La noción de bioculturalidad retorna con la fuerza de la ecología en el sentido de la inextricable relación que se teje en cualquier territorio entre su biodiversidad y las formas de aprehenderla y construir a partir de ella una propuesta de gestión material y una apreciación simbólica de la posición humana en medio de la red vital que la sustenta. La cultura no es una construcción caprichosa o arbitraria derivada de la subjetividad o la imaginación de las personas, es un conjunto de prácticas y saberes que evoluciona en continua conversación, se manifieste con estéticas particulares y sea flexible dentro de ciertas “lógicas de pensamiento”: de ahí que estudiar historia y geografía sea siempre indispensable, pues estas disciplinas clásicas son la fuente de las diversas escuelas de pensamiento ambiental.
Reconocer la existencia de los territorios bioculturales colombianos, como propone el Ministerio de Cultura para orientar su gestión, es un avance significativo para restituir esa perspectiva de tejido que se establece entre tradiciones locales, biodiversidad y las escalas más amplias de la interacción política, que plantean por naturaleza la necesidad de modificar el comportamiento de las personas y sus instituciones para adaptarse a las condiciones cambiantes del mundo, que pueden ser de cualquier índole, pero hoy más que nunca, climáticas. Es la cultura la que cambia, en el sentido que el maestro Augusto Ángel Maya definía para avanzar en la construcción de sostenibilidad, es la cultura la que construye una y otra vez el territorio a partir de la lectura del río, la ciénaga, el bosque, la sabana, sea para transformarlas en ciudad, granjas solares, zonas industriales o selvas productoras de servicios ecosistémicos para la humanidad, como es el caso de la Amazonía colombiana, uno de los territorios bioculturales más fáciles de percibir.

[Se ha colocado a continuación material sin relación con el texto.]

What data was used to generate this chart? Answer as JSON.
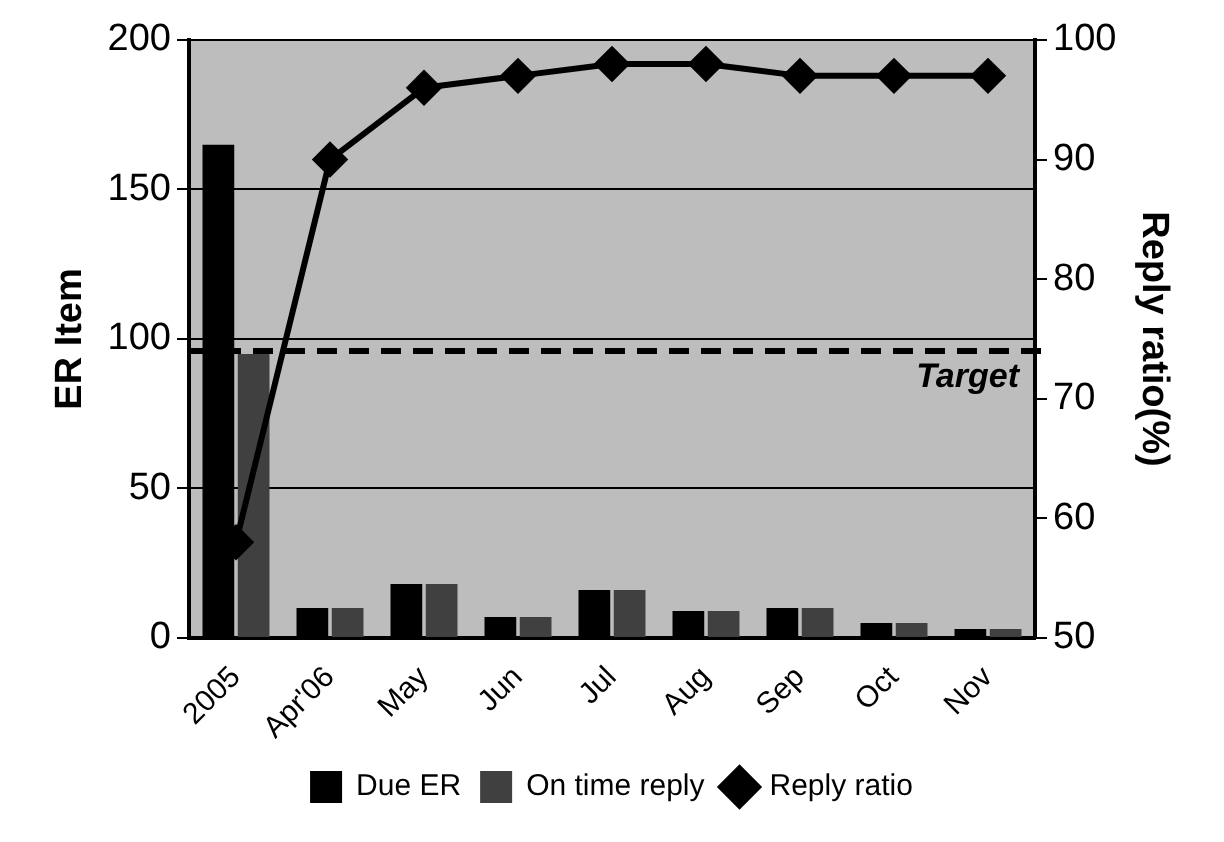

En vísperas de la COP16 de biodiversidad, bienvenida la vieja idea de que la fauna y la flora no existen “allá afuera” de manera sobrenatural, como un “sobrao” de la civilización: todo lo contrario, son el sustrato de la colombianidad, que no es una marca comercial ni una identidad postiza. Nada más natural que la diversidad cultural, el único recurso que tenemos como la especie creativa que somos para regenerar este mundo tan deteriorado.